Auf den Knien richtete sie sich hinter Ruben auf. «Der Indio ist Ruben Wittstock!», schrie sie. «Hören Sie, da Silva?» Felipe musste es hören, musste begreifen; vielleicht weckte es seine Hemmung. «Ruben Wittstock. Ruben Wittstock, der Sohn Ihres Herrn!»
«Ich sehe nur einen Indianer, Senhora», kam es zurück. Zu erkennen war nach wie vor nichts von ihm. «Und Sie wissen so gut wie ich, wie mein Herr darüber urteilt, wenn ich ihm sage, dass ich einen Indio getötet habe. Und jetzt gehen Sie zur Seite!»
«O nein, nein, das tue ich ganz bestimmt nicht!» Ihre Stimme wollte sich vor Furcht überschlagen. Besser wäre es,
vor
Ruben zu treten. Während sie noch dachte, dass ihr die Knie viel zu sehr zitterten, stand sie auf den Beinen und stellte sich vor ihn.
«Amely», zischte Ruben. «Was soll das?»
Sie rührte sich nicht vom Fleck. Allerdings mochte sie nicht daran denken, dass da Silva trotz seiner Warnung imstande war, auch auf sie zu schießen. Sie war geflohen – niemand würde je davon erfahren.

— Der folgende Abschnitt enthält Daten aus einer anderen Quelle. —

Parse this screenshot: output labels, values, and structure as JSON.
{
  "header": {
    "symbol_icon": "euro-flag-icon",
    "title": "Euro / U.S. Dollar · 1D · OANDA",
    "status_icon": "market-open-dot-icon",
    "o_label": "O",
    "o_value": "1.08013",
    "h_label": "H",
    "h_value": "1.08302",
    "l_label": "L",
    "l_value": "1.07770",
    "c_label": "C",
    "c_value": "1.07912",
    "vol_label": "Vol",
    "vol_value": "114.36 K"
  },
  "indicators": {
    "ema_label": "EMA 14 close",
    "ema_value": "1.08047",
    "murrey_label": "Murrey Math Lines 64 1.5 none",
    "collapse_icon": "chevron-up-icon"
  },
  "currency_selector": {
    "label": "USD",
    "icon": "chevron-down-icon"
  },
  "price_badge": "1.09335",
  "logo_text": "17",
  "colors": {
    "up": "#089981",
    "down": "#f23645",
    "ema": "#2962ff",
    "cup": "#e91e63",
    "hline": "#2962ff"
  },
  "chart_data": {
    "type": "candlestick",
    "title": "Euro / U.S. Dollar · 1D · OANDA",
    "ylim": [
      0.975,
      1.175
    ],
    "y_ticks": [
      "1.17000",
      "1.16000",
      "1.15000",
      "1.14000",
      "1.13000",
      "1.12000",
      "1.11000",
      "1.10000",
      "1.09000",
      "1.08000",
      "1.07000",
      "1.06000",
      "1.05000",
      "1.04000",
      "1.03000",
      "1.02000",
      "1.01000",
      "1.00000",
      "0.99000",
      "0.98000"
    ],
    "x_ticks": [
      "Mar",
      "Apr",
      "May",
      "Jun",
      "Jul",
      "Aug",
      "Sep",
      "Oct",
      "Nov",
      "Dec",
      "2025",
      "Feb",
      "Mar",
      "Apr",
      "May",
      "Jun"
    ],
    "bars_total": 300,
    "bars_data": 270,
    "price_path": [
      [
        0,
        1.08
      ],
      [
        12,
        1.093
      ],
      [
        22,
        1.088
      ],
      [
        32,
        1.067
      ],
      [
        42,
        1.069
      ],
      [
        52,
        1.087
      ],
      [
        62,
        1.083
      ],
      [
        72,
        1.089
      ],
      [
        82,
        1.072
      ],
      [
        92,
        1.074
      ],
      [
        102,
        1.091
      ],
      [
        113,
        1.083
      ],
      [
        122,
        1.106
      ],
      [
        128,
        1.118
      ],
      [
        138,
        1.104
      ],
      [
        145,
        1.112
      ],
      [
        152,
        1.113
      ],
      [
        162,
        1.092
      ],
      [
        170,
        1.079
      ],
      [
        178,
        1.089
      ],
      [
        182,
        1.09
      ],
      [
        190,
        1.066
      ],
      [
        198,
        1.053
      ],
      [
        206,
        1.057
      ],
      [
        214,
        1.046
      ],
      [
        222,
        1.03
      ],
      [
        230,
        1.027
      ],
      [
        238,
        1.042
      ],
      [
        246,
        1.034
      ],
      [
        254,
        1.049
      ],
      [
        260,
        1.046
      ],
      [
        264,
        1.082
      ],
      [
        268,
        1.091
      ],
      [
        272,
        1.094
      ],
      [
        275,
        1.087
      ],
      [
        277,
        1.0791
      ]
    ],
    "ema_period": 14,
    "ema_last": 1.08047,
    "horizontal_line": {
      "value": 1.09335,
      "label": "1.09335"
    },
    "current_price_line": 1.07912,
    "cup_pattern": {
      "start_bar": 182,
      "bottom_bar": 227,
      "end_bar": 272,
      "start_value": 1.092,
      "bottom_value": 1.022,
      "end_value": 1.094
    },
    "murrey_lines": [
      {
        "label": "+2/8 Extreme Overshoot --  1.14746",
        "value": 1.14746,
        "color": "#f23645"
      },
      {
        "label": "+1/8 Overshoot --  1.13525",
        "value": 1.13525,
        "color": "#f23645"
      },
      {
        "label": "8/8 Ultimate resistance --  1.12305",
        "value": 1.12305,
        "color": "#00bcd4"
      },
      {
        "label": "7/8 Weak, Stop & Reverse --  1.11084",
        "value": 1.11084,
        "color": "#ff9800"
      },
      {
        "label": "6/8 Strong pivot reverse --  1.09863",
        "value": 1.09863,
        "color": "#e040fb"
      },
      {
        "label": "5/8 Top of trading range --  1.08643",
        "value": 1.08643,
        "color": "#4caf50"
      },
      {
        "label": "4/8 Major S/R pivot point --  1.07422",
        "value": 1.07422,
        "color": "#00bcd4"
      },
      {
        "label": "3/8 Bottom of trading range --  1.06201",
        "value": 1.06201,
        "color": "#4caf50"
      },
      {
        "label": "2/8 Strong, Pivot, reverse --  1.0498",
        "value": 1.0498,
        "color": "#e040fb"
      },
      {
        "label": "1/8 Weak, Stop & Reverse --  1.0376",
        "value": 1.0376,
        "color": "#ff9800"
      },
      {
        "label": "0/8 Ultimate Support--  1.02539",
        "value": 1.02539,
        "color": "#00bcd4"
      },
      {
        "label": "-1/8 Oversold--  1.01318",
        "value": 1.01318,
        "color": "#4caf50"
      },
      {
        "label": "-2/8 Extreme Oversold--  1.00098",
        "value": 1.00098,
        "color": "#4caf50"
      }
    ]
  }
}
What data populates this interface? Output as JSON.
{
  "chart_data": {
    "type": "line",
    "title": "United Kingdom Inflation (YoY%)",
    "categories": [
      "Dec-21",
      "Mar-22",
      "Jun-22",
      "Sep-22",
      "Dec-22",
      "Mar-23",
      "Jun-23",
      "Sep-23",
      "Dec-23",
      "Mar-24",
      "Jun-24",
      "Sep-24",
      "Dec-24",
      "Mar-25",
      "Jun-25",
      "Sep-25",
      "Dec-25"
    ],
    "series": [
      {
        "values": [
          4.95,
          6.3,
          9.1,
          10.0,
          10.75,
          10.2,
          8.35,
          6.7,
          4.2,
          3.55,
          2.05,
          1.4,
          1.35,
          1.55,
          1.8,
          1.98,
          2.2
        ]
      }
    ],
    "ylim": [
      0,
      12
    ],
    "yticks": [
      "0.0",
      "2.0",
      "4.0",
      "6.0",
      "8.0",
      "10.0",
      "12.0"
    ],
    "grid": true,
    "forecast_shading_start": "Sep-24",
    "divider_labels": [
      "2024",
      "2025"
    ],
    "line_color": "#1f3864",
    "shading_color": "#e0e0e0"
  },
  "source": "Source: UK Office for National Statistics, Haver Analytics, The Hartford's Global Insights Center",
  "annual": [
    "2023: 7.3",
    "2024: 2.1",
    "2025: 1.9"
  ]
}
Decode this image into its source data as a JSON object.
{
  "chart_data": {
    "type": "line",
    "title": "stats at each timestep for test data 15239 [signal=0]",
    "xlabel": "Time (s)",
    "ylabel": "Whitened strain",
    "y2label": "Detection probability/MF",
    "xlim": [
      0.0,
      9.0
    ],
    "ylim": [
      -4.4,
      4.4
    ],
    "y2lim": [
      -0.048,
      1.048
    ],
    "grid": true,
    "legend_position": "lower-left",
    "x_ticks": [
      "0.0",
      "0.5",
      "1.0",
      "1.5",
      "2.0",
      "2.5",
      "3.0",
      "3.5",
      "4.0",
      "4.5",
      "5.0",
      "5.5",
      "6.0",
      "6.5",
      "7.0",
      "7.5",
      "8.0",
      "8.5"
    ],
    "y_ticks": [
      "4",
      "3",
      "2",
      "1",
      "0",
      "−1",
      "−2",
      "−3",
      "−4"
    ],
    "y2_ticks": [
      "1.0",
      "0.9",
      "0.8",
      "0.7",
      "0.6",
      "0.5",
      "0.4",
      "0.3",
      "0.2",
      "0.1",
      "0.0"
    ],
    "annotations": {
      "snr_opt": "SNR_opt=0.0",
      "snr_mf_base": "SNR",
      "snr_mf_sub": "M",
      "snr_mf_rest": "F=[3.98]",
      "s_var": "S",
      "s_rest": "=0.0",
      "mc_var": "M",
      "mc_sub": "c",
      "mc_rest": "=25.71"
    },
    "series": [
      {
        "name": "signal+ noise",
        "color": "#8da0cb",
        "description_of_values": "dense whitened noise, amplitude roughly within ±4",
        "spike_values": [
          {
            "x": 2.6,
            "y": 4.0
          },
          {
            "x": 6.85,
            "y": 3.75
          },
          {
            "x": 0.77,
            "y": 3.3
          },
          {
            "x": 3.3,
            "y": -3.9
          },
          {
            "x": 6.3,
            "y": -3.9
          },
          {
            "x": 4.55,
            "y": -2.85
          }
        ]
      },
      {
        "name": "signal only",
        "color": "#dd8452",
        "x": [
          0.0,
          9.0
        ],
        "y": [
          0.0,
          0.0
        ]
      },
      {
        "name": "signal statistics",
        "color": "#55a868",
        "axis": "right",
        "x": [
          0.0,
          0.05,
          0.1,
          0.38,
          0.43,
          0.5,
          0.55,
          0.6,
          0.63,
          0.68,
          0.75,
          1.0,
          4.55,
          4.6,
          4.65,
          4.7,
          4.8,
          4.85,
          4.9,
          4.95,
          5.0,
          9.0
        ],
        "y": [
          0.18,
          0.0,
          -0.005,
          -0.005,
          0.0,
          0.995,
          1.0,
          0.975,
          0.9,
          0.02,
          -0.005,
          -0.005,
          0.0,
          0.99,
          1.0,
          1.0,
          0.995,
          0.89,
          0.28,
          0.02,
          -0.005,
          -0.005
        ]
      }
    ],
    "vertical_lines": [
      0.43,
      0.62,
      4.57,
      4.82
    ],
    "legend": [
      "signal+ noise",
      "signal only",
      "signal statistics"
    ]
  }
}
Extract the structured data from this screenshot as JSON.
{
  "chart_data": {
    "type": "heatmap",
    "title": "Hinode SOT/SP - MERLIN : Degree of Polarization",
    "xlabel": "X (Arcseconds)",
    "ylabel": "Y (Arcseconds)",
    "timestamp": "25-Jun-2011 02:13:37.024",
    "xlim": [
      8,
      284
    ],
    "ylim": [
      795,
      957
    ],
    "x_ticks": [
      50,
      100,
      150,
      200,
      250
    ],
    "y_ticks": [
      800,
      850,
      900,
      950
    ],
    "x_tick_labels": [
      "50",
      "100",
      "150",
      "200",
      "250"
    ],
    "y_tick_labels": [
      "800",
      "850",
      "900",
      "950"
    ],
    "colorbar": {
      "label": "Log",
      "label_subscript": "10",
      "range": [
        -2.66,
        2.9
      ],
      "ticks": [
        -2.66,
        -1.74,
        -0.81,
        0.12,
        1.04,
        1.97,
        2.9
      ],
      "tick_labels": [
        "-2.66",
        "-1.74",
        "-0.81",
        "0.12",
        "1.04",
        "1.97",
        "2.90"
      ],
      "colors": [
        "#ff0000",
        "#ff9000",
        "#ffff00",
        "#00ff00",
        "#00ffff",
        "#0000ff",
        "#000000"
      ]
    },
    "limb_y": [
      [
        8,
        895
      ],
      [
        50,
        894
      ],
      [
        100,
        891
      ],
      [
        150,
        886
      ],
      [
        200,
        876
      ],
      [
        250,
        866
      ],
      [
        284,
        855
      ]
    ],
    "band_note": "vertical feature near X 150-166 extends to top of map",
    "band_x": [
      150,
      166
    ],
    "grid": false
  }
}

Sie ahnte mehr, als dass sie es sah, wie die Pfeilspitze ihren Kopfbewegungen folgte. Ruben konnte es nicht wagen, auf gut Glück zu schießen; der Pfeil wäre vergeudet, dazu die Zeit, den nächsten anzulegen. Als ehemaliger Seringuero wusste Felipe, wie man sich lautlos bewegte. Vielleicht stand er längst woanders.
«Hat Miguel mich verraten?», rief Amely ohne große Hoffnung, dass er seinen Standort verriete.